Once again, there is no simple pill. This is a complex issue. It is going to take investment and resources. Every dollar we invest will bring us back thousands of dollars in savings.

Drug-Free Prisons Act April 21st, 2015

Mr. Speaker, I always like to relate some of the big issues to what happens in our families and how we raise our kids. If parents telling their kids that they must do not do drugs would alone get rid of the drug problem in the world, we would not have that issue in Canada today. I know how hard parents work, and zero tolerance is a great aspiration to have, but until we achieve that, we have to have real expert advice from those who deal with these issues, based on the research and what works. We have to have a multifaceted approach.

Just telling people not to do drugs, hitting them on the head with a baseball bat and sending them to prison is not going to get rid of the drug problem. What is going to get rid of the drug problem is investment in education, rehabilitation and reintegration into society.

Drug-Free Prisons Act April 21st, 2015

Mr. Speaker, there are areas in which the federal government plays a key role in education, such as in the education for our first nations people and aboriginal communities. A very large percentage of the people in prison are from our aboriginal communities.

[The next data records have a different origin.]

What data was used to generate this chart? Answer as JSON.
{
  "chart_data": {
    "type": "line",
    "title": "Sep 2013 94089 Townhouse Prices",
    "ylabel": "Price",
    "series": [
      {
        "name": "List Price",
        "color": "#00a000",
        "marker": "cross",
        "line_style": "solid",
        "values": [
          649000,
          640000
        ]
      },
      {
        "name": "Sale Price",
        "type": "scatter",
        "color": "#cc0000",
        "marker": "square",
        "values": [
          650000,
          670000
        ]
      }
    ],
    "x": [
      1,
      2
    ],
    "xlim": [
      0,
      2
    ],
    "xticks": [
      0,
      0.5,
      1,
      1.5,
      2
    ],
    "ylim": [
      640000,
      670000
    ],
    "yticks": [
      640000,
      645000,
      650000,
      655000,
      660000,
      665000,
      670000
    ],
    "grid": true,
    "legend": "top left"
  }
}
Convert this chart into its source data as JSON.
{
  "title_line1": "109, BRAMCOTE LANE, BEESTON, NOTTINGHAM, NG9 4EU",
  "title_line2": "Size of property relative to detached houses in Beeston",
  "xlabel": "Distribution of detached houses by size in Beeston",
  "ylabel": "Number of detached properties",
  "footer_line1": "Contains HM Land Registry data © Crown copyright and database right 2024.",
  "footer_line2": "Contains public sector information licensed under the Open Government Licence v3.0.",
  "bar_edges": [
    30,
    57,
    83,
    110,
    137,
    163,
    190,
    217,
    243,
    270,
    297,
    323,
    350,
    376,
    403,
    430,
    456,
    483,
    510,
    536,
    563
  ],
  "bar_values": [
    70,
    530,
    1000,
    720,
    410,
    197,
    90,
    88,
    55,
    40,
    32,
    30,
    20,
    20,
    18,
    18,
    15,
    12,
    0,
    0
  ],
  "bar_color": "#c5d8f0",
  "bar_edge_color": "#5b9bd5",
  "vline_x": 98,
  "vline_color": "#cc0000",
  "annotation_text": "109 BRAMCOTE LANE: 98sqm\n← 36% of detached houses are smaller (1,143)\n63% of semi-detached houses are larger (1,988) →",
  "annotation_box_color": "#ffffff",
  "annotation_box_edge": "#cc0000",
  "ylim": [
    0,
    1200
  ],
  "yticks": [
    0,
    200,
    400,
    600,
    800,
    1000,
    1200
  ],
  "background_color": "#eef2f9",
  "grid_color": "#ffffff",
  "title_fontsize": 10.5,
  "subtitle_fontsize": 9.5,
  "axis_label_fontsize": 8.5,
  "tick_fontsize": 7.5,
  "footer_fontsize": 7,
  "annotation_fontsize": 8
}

There is a lot of preventative initiatives that could be happening, such as investing in early childhood education, quality education, nutrition, prevention and education programs, and truly in strong and inclusive community building. It is always easy to say that this is not our mandate, as I have sometimes heard my colleagues across the way say. However, once people are in prison, it is our mandate.

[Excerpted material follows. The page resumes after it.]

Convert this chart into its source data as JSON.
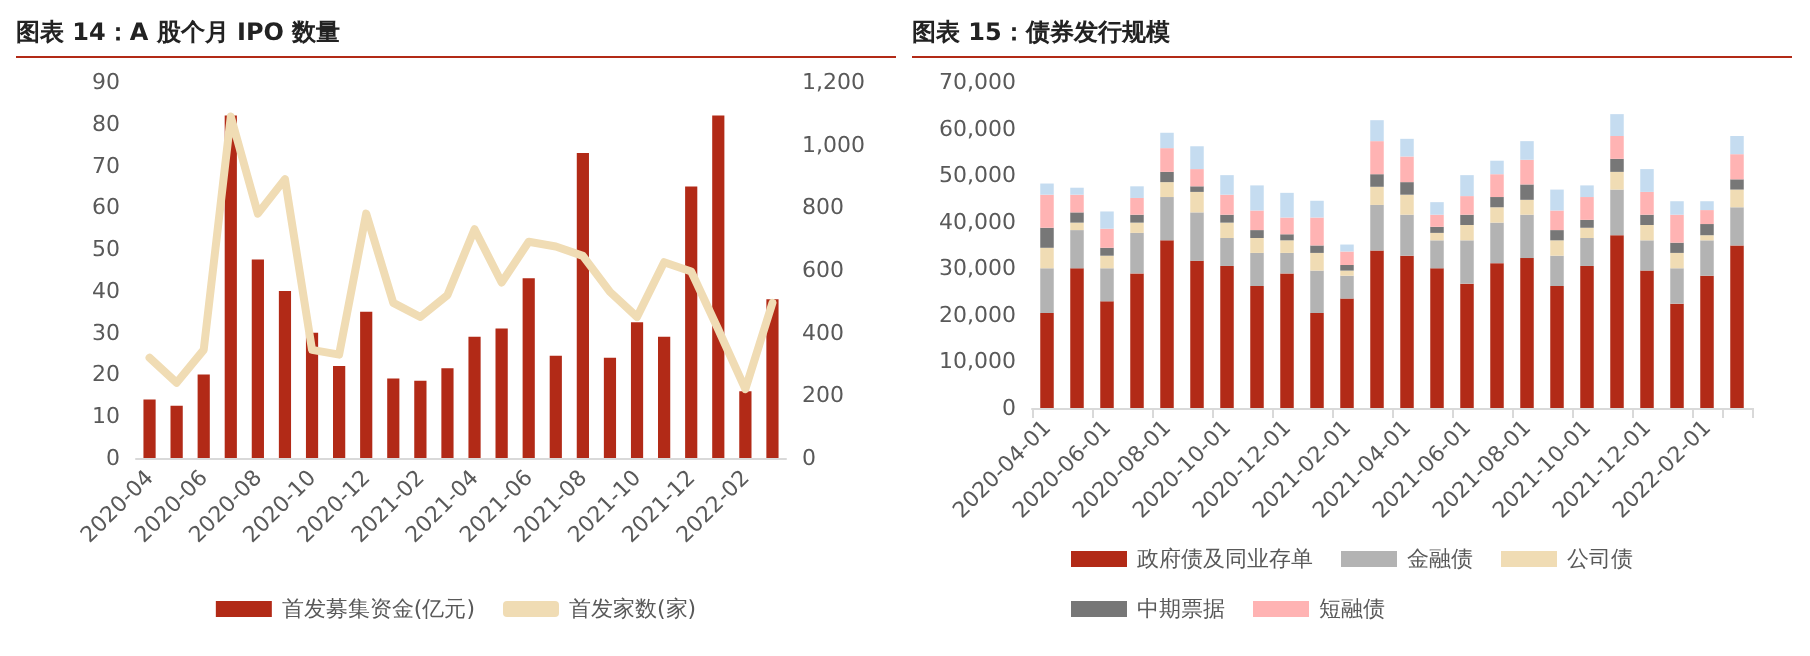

Here is an amazing figure from seven institutions surveyed in February 2012: only 12.5% of the total offenders were enrolled in a core correctional program, and there is a waiting list to access these programs exceeding 35%.

They say we should start at home and fix what we can fix, but we have a government that has made cut after cut to services in rehabilitation and education. What we are seeing now is that only 12.5% access services, and there is a wait list for people in prison who want to get away from drugs and take the rehabilitation and education programs, but the Conservative government has made so many cuts that they are being denied rehabilitation. That is disgraceful.